Rich is one of the few political commentators who recognize rote conventional wisdom for what it is: mechanical, formulaic, and often out-of-date pronouncements that echo from one to another to another pundit, without questioning, without independent analysis. So I was surprised that he accepts unquestioningly the presumption that the federal government’s failure to stem the tide of oil pouring into the Gulf is good news for the Tea Partiers and the more traditional “pro small-government/pro large-corporation” Republicans. There is, after all, a difference between a government’s inability to pull off an engineering feat of a perhaps-impossible nature after a crisis has arisen and the government’s ability to force the prevention of such crises in the first place. And that difference is what this oil-spill tragedy demonstrates, in high relief.
The art term, not the term of art.
The larger tenet of Reich’s column is an accurate one: “Obama,” he says, “was elected as a progressive antidote to [Bush’s] discredited brand of governance. Of all the president’s stated goals, none may be more sweeping than his desire to prove that government is not always a hapless and intrusive bureaucratic assault on taxpayers’ patience and pocketbooks, but a potential force for good.” But a prerequisite to government’s ability to competently act as a force for good—in this instance, a force for the prevention of immense harm to millions of people, many of them undoubtedly Glenn Beck, Rush Limbaugh and Sarah Palin aficionados, is that the government first be given the legal authority, the legal responsibility, and the actual means with which to do this.
Yes, most big-government-versus-small-government issues lend themselves to the irrational we-want-it-both-ways (“Keep your government hands off my Medicare!”) demagoguery. But not this one. Which is why this one is far more likely to kill the Tea Party movement than help it. As Rich notes, Rand Paul claimed in his victory speech after winning the Republican primary in a race for an open Senate seat in Tennessee earlier this month, his victory was a victory for the Tea Party.

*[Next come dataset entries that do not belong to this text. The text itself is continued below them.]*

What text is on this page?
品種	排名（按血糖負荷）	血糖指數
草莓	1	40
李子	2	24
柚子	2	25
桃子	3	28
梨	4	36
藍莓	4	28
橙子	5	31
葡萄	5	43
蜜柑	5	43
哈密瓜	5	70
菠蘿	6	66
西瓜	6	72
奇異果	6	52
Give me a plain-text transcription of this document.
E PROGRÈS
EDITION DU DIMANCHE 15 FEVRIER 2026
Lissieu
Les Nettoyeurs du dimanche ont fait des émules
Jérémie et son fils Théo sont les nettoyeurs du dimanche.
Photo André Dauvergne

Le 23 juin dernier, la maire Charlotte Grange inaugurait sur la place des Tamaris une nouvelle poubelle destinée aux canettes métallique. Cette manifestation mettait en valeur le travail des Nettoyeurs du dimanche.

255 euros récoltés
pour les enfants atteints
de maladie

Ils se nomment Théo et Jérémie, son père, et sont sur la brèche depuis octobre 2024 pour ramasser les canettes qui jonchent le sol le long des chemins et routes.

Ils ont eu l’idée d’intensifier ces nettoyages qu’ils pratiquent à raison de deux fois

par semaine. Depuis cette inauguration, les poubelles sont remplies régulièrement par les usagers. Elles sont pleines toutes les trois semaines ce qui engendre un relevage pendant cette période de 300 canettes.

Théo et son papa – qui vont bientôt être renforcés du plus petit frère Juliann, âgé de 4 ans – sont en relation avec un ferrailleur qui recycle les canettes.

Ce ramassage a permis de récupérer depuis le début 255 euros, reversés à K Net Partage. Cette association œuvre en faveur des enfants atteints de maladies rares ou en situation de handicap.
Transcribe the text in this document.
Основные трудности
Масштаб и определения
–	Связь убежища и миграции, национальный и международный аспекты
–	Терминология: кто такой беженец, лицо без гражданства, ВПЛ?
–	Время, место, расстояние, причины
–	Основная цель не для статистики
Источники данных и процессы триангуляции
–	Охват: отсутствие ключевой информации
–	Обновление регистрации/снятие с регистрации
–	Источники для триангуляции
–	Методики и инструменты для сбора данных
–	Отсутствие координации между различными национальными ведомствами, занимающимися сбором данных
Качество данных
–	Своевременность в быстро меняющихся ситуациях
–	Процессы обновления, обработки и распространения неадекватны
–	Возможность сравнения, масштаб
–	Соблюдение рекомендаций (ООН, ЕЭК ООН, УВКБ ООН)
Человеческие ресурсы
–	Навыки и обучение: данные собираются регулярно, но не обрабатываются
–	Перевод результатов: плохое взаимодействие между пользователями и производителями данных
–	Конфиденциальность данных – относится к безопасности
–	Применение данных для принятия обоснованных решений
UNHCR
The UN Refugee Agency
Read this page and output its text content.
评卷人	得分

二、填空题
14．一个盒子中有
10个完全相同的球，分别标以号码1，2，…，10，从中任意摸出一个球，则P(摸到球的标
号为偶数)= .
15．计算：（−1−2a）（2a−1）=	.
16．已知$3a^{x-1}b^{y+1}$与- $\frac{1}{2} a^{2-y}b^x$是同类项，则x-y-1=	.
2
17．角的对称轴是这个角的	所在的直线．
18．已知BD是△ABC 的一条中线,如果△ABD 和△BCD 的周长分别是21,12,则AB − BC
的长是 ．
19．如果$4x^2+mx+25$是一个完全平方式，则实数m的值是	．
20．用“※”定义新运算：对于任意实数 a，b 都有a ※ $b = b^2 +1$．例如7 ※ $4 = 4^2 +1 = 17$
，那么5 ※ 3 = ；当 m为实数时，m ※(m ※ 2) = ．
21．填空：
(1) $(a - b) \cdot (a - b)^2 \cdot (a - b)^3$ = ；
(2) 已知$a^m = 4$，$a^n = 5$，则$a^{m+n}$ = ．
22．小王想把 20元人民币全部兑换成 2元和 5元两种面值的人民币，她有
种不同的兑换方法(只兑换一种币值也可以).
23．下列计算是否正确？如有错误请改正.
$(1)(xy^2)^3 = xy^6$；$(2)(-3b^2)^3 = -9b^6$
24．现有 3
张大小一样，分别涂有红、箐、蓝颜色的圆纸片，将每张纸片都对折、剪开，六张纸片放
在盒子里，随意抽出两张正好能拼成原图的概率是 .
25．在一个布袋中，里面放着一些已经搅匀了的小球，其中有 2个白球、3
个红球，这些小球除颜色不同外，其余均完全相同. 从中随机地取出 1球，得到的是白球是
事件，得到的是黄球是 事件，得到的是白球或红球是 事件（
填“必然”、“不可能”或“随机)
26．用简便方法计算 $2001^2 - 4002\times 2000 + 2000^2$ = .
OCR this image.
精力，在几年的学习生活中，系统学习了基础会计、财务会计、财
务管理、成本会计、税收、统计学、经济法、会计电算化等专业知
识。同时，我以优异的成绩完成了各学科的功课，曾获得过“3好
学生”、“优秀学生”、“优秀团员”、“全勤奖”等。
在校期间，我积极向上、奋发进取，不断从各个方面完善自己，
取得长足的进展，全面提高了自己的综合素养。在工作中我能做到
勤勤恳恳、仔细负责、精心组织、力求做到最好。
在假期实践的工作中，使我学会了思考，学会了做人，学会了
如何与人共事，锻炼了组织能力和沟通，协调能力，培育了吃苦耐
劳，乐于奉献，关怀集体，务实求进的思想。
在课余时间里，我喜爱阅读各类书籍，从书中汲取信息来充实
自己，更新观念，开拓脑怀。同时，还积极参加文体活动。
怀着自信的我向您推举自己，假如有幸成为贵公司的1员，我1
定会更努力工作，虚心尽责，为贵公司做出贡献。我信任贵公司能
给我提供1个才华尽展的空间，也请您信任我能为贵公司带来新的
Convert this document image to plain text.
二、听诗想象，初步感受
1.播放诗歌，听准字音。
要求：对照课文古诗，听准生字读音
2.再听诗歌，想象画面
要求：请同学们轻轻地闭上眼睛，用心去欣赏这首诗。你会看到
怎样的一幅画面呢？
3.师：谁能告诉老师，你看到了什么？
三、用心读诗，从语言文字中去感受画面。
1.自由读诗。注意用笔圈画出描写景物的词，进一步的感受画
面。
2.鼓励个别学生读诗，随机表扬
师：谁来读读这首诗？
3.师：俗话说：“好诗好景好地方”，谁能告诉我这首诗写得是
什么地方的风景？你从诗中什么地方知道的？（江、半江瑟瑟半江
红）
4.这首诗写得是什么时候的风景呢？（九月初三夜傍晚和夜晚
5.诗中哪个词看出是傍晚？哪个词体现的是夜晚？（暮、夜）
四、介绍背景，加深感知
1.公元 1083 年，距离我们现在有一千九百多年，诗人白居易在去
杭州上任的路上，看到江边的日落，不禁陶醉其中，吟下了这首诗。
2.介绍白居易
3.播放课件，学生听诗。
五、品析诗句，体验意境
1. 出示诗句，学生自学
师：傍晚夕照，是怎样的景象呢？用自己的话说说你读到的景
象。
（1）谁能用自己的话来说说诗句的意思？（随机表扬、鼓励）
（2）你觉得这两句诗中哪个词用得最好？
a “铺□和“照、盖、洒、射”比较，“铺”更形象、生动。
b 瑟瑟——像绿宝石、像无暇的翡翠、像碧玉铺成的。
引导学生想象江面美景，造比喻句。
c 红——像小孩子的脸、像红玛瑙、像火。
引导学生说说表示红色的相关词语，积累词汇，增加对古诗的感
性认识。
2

But because, also as Rich mentions, Paul soon attributed the BP spill to mere accident—“Accidents happen”—rather than to premeditated negligence, and because a cascade of internal BP memos leaked to the New York Times, which reported on them on Saturday, detail in jaw-dropping fashion exactly how this particular accident happened, the Tea Party movement is likely to be, rather than enhanced by this situation, fatally wounded by it.
The stains that wash up on shore, the destruction of the fishing industry in the Gulf and the perhaps nearly as devastating impact on tourism, even on some of Florida’s gulf coast, the death of thousands of birds, and who knows what else, cannot logically be seen as an argument for failing to dramatically strengthen government oversight over mega-corporations and mega-industries that can cause such profound, extensive, undeniable, harm—immediate and long-term—to such a huge swath of the public and to the fundamental ecosystem.
The federal government is impotent to mitigate this disaster because it has not had what is should have had and what, hopefully it now will be given: a small separate agency staffed entirely with top-flight, well-paid engineers who can develop strategies that geared toward preventing such catastrophes and dealing expeditiously and proficiently with crises when they do occur. But the federal government was powerless to prevent this crisis not because of an inherent failure of government, by its very nature, to do so but instead because of the triumph of an ideology whose very goal was to render the government powerless and the oil companies and other huge industries all-powerful to determine so much for all of us.
If this calamity in the Gulf illustrates anything—and it does—it’s that libertarian ideology should not be limited to government imposition upon individual rights. BP, which will affect the quality of life for so many individuals for a long time to come, is not a government subsidiary. Not technically, anyway.